UPDATE: The English language site seems to be down but the Google cache contains the following, seemingly from an old update:
Welcome to the Corpus Coranicum
The project “Corpus Coranicum” contains two unworked fields of qur’anic studies: (1) the documentation of the qur’anic text in his handwritten as well as orally transmitted form and (2) a comprehensive commentary which elucidates the text within the framework of its historical process of development.
Because of the ambiguity of the early defective writing system of the Qur’anic manuscripts, a strict separation of the data on the one hand provided by manuscripts and on the other hand transmitted via the tradition of recitation is recommended. The documentation of the Qur’anic text will provide a documentation for both traditions and compare them afterwards.
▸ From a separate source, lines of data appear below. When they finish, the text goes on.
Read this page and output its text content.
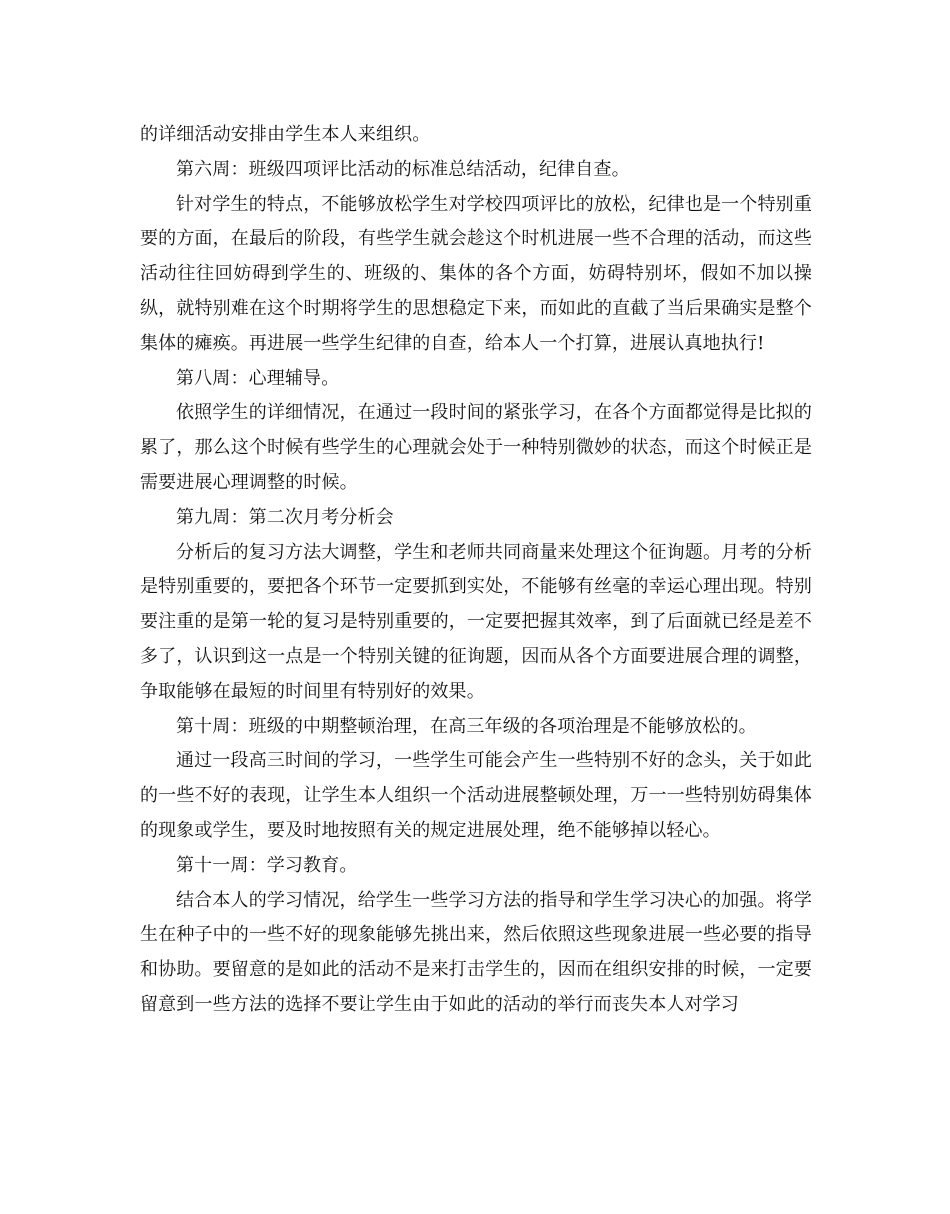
的详细活动安排由学生本人来组织。

第六周：班级四项评比活动的标准总结活动，纪律自查。

针对学生的特点，不能够放松学生对学校四项评比的放松，纪律也是一个特别重要的方面，在最后的阶段，有些学生就会趁这个时机进展一些不合理的活动，而这些活动往往回妨碍到学生的、班级的、集体的各个方面，妨碍特别坏，假如不加以操纵，就特别难在这个时期将学生的思想稳定下来，而如此的直截了当后果确实是整个集体的瘫痪。再进展一些学生纪律的自查，给本人一个打算，进展认真地执行!

第八周：心理辅导。

依照学生的详细情况，在通过一段时间的紧张学习，在各个方面都觉得是比拟的累了，那么这个时候有些学生的心理就会处于一种特别微妙的状态，而这个时候正是需要进展心理调整的时候。

第九周：第二次月考分析会

分析后的复习方法大调整，学生和老师共同商量来处理这个征询题。月考的分析是特别重要的，要把各个环节一定要抓到实处，不能够有丝毫的幸运心理出现。特别要注重的是第一轮的复习是特别重要的，一定要把握其效率，到了后面就已经是差不多了，认识到这一点是一个特别关键的征询题，因而从各个方面要进展合理的调整，争取能够在最短的时间里有特别好的效果。

第十周：班级的中期整顿治理，在高三年级的各项治理是不能够放松的。

通过一段高三时间的学习，一些学生可能会产生一些特别不好的念头，关于如此的一些不好的表现，让学生本人组织一个活动进展整顿处理，万一一些特别妨碍集体的现象或学生，要及时地按照有关的规定进展处理，绝不能够掉以轻心。

第十一周：学习教育。

结合本人的学习情况，给学生一些学习方法的指导和学生学习决心的加强。将学生在种子中的一些不好的现象能够先挑出来，然后依照这些现象进展一些必要的指导和协助。要留意的是如此的活动不是来打击学生的，因而在组织安排的时候，一定要留意到一些方法的选择不要让学生由于如此的活动的举行而丧失本人对学习
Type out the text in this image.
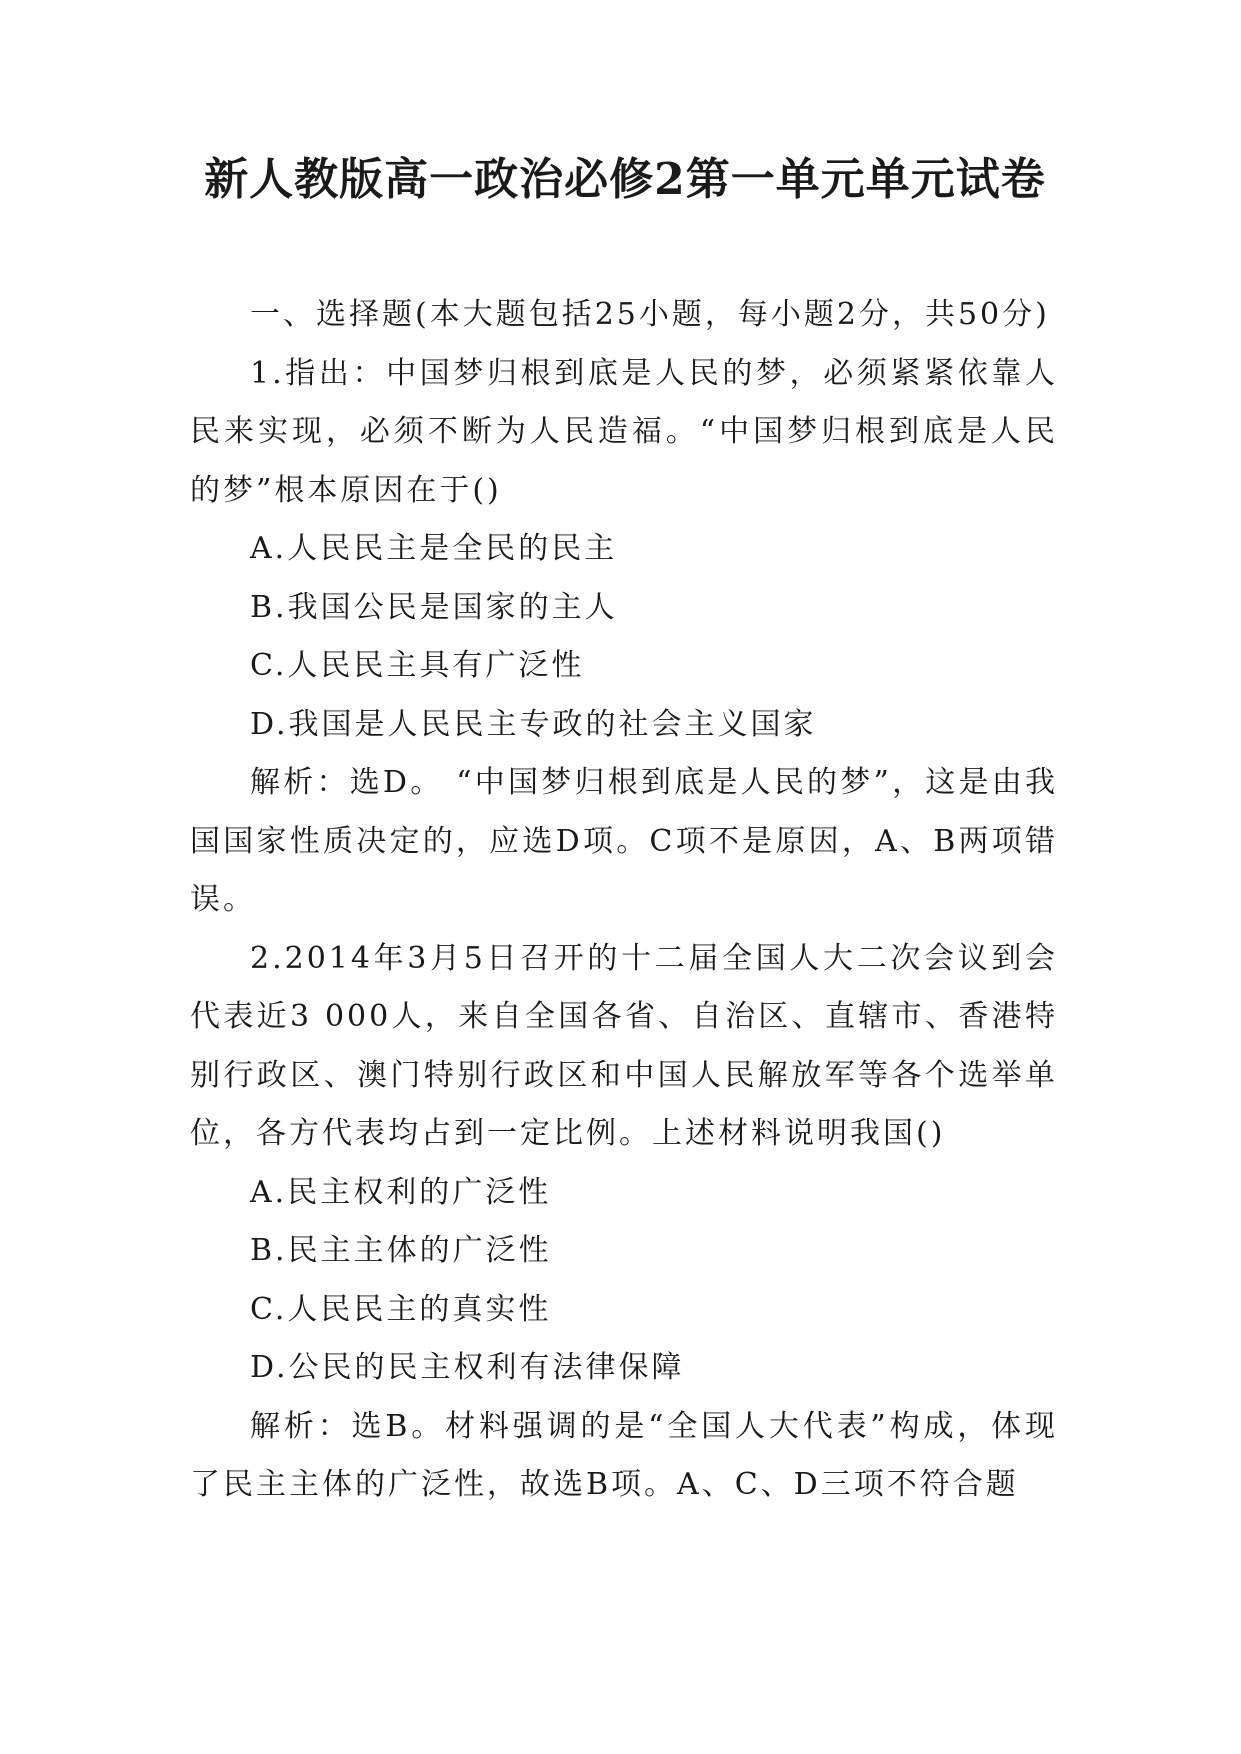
新人教版高一政治必修2第一单元单元试卷

一、选择题(本大题包括25小题，每小题2分，共50分)

1.指出：中国梦归根到底是人民的梦，必须紧紧依靠人民来实现，必须不断为人民造福。“中国梦归根到底是人民的梦”根本原因在于()

A.人民民主是全民的民主

B.我国公民是国家的主人

C.人民民主具有广泛性

D.我国是人民民主专政的社会主义国家

解析：选D。 “中国梦归根到底是人民的梦”，这是由我国国家性质决定的，应选D项。C项不是原因，A、B两项错误。

2.2014年3月5日召开的十二届全国人大二次会议到会代表近3 000人，来自全国各省、自治区、直辖市、香港特别行政区、澳门特别行政区和中国人民解放军等各个选举单位，各方代表均占到一定比例。上述材料说明我国()

A.民主权利的广泛性

B.民主主体的广泛性

C.人民民主的真实性

D.公民的民主权利有法律保障

解析：选B。材料强调的是“全国人大代表”构成，体现了民主主体的广泛性，故选B项。A、C、D三项不符合题
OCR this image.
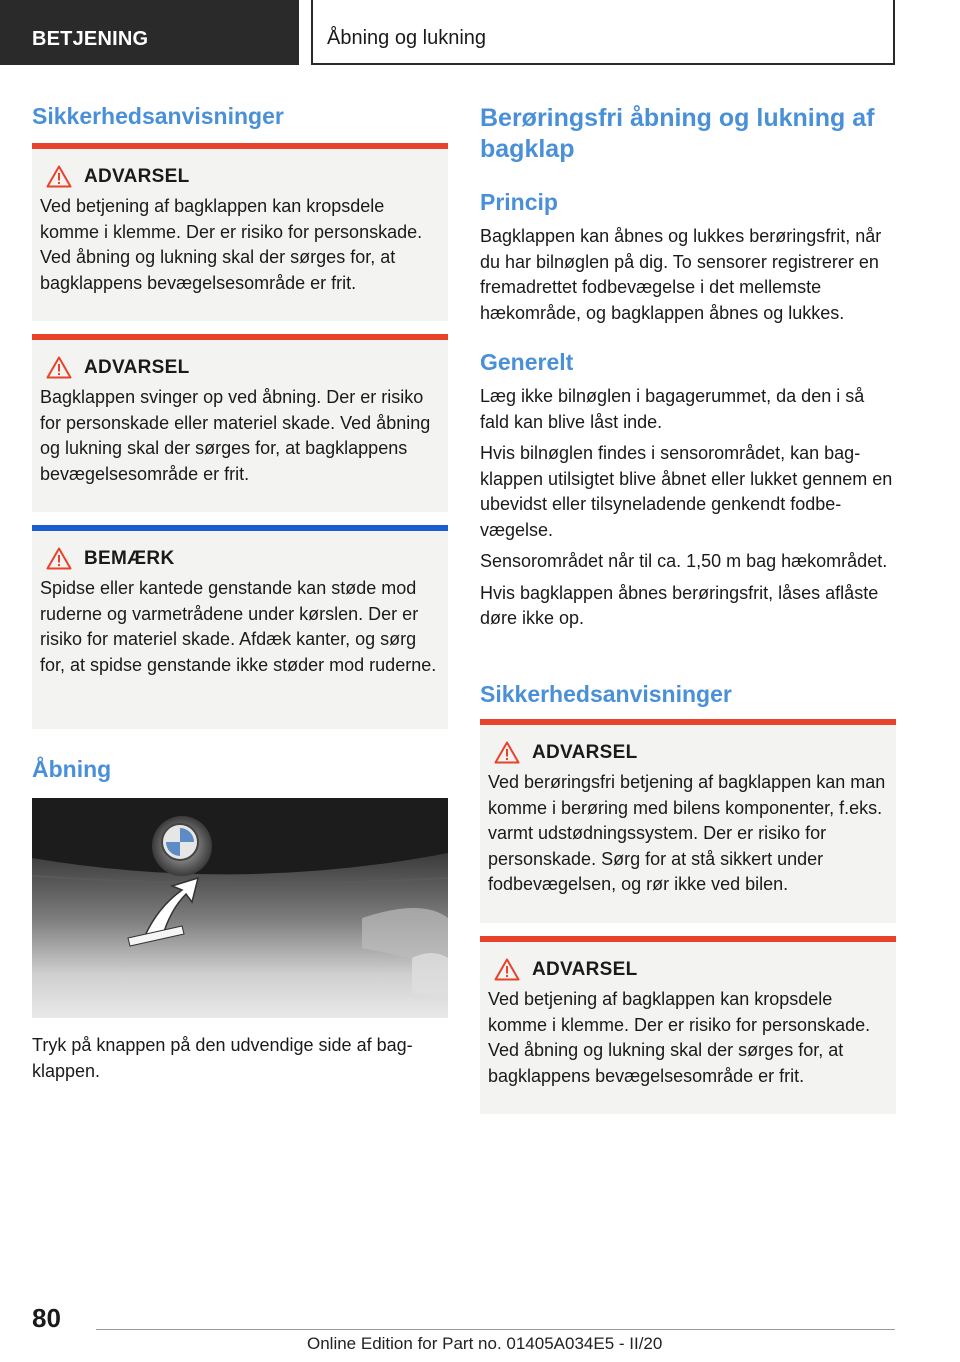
BETJENING	Åbning og lukning
Sikkerhedsanvisninger
ADVARSEL

Ved betjening af bagklappen kan kropsdele komme i klemme. Der er risiko for personskade. Ved åbning og lukning skal der sørges for, at bagklappens bevægelsesområde er frit.

ADVARSEL

Bagklappen svinger op ved åbning. Der er risiko for personskade eller materiel skade. Ved åbning og lukning skal der sørges for, at bagklappens bevægelsesområde er frit.

BEMÆRK

Spidse eller kantede genstande kan støde mod ruderne og varmetrådene under kørslen. Der er risiko for materiel skade. Afdæk kanter, og sørg for, at spidse genstande ikke støder mod ruderne.

Åbning

Tryk på knappen på den udvendige side af bagklappen.

Berøringsfri åbning og lukning af bagklap
Princip

Bagklappen kan åbnes og lukkes berøringsfrit, når du har bilnøglen på dig. To sensorer registrerer en fremadrettet fodbevægelse i det mellemste hækområde, og bagklappen åbnes og lukkes.

Generelt

Læg ikke bilnøglen i bagagerummet, da den i så fald kan blive låst inde.

Hvis bilnøglen findes i sensorområdet, kan bagklappen utilsigtet blive åbnet eller lukket gennem en ubevidst eller tilsyneladende genkendt fodbevægelse.

Sensorområdet når til ca. 1,50 m bag hækområdet.

Hvis bagklappen åbnes berøringsfrit, låses aflåste døre ikke op.

Sikkerhedsanvisninger
ADVARSEL

Ved berøringsfri betjening af bagklappen kan man komme i berøring med bilens komponenter, f.eks. varmt udstødningssystem. Der er risiko for personskade. Sørg for at stå sikkert under fodbevægelsen, og rør ikke ved bilen.

ADVARSEL

Ved betjening af bagklappen kan kropsdele komme i klemme. Der er risiko for personskade. Ved åbning og lukning skal der sørges for, at bagklappens bevægelsesområde er frit.

80
Online Edition for Part no. 01405A034E5 - II/20
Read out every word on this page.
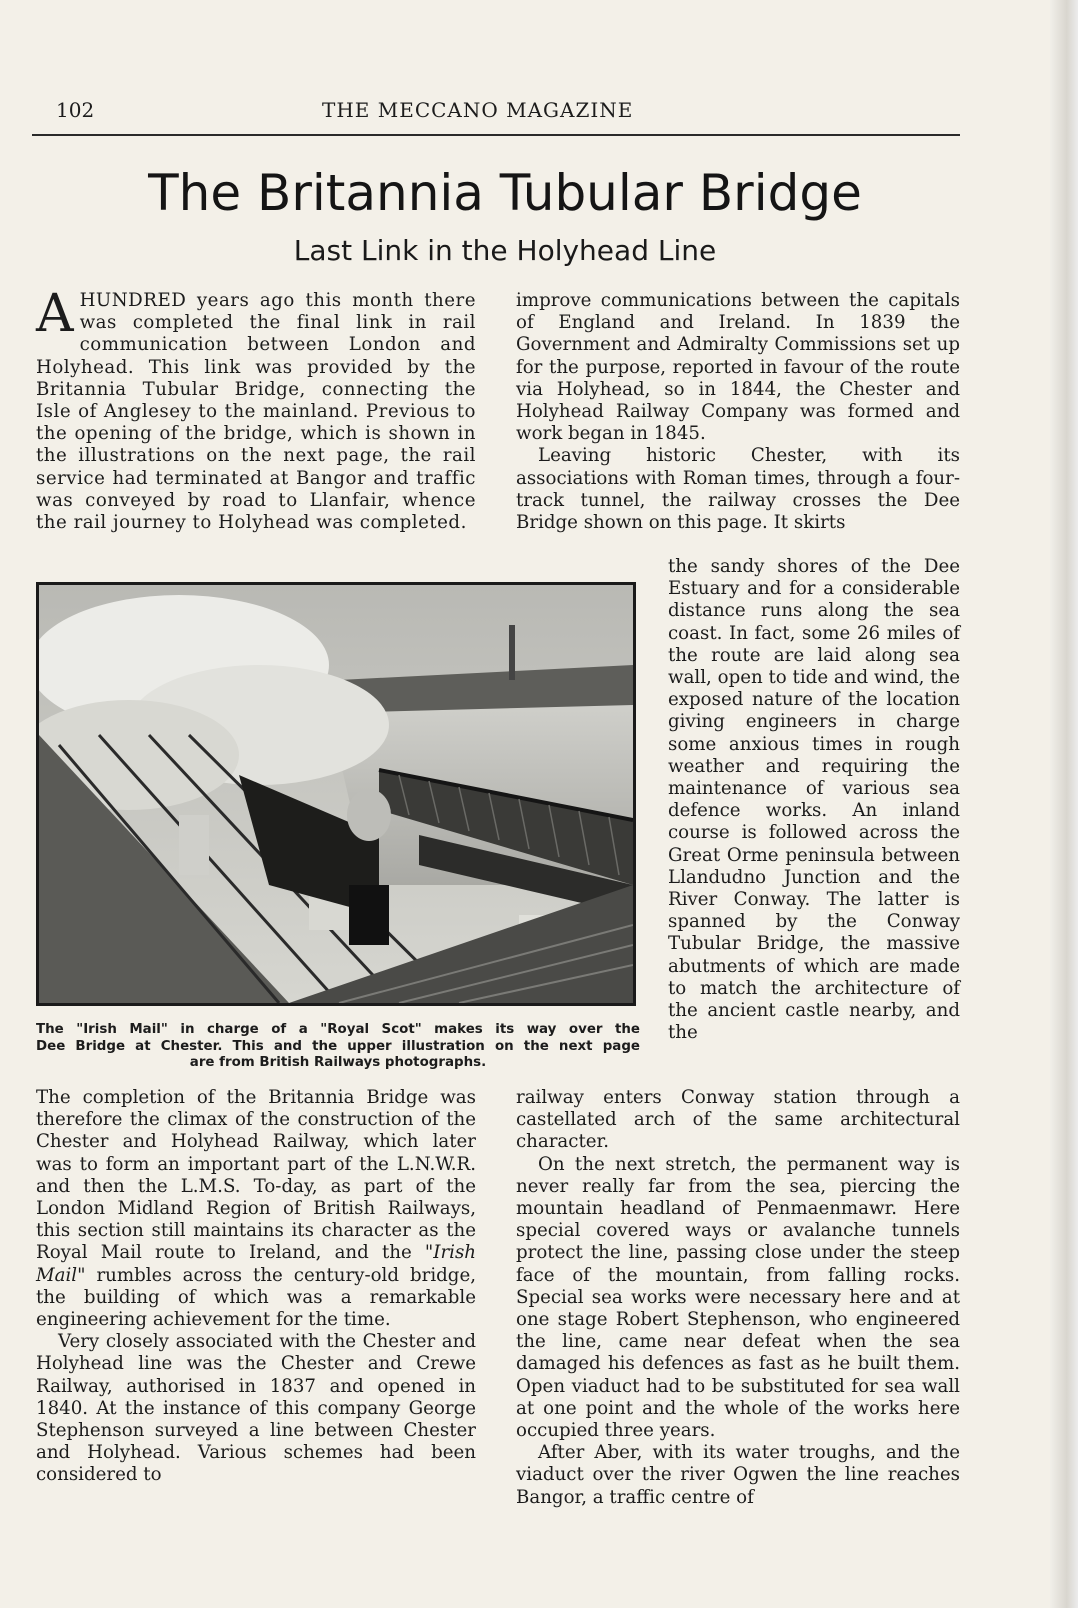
102	THE MECCANO MAGAZINE
The Britannia Tubular Bridge
Last Link in the Holyhead Line

AHUNDRED years ago this month there was completed the final link in rail communication between London and Holyhead. This link was provided by the Britannia Tubular Bridge, connecting the Isle of Anglesey to the mainland. Previous to the opening of the bridge, which is shown in the illustrations on the next page, the rail service had terminated at Bangor and traffic was conveyed by road to Llanfair, whence the rail journey to Holyhead was completed.

improve communications between the capitals of England and Ireland. In 1839 the Government and Admiralty Commissions set up for the purpose, reported in favour of the route via Holyhead, so in 1844, the Chester and Holyhead Railway Company was formed and work began in 1845.

Leaving historic Chester, with its associations with Roman times, through a four-track tunnel, the railway crosses the Dee Bridge shown on this page. It skirts

the sandy shores of the Dee Estuary and for a considerable distance runs along the sea coast. In fact, some 26 miles of the route are laid along sea wall, open to tide and wind, the exposed nature of the location giving engineers in charge some anxious times in rough weather and requiring the maintenance of various sea defence works. An inland course is followed across the Great Orme peninsula between Llandudno Junction and the River Conway. The latter is spanned by the Conway Tubular Bridge, the massive abutments of which are made to match the architecture of the ancient castle nearby, and the

The "Irish Mail" in charge of a "Royal Scot" makes its way over the
Dee Bridge at Chester. This and the upper illustration on the next page
are from British Railways photographs.

The completion of the Britannia Bridge was therefore the climax of the construction of the Chester and Holyhead Railway, which later was to form an important part of the L.N.W.R. and then the L.M.S. To-day, as part of the London Midland Region of British Railways, this section still maintains its character as the Royal Mail route to Ireland, and the "Irish Mail" rumbles across the century-old bridge, the building of which was a remarkable engineering achievement for the time.

Very closely associated with the Chester and Holyhead line was the Chester and Crewe Railway, authorised in 1837 and opened in 1840. At the instance of this company George Stephenson surveyed a line between Chester and Holyhead. Various schemes had been considered to

railway enters Conway station through a castellated arch of the same architectural character.

On the next stretch, the permanent way is never really far from the sea, piercing the mountain headland of Penmaenmawr. Here special covered ways or avalanche tunnels protect the line, passing close under the steep face of the mountain, from falling rocks. Special sea works were necessary here and at one stage Robert Stephenson, who engineered the line, came near defeat when the sea damaged his defences as fast as he built them. Open viaduct had to be substituted for sea wall at one point and the whole of the works here occupied three years.

After Aber, with its water troughs, and the viaduct over the river Ogwen the line reaches Bangor, a traffic centre of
The planned commentary focuses on a historical perspective, the Qur’an seen as a text which evolved through the period of more than twenty years, thereby getting formal and content-related differences through abrogation and re-definitions within the text. Furthermore, the commentary is based on an inclusion of the judeo-christian intertexts and looks at the Qur’an as a document of the Late Antiquity. “Corpus Coranicum” is in the early stage of its development; the first results are planned to be published online in 2009.
That shows a very sensible approach. You eat an elephant a little at a time. Rather than working on a Koran text as such, work on the early witnesses to the text, the physical remains, the unvocalised scripts, and find out what we actually have from that period and what it says.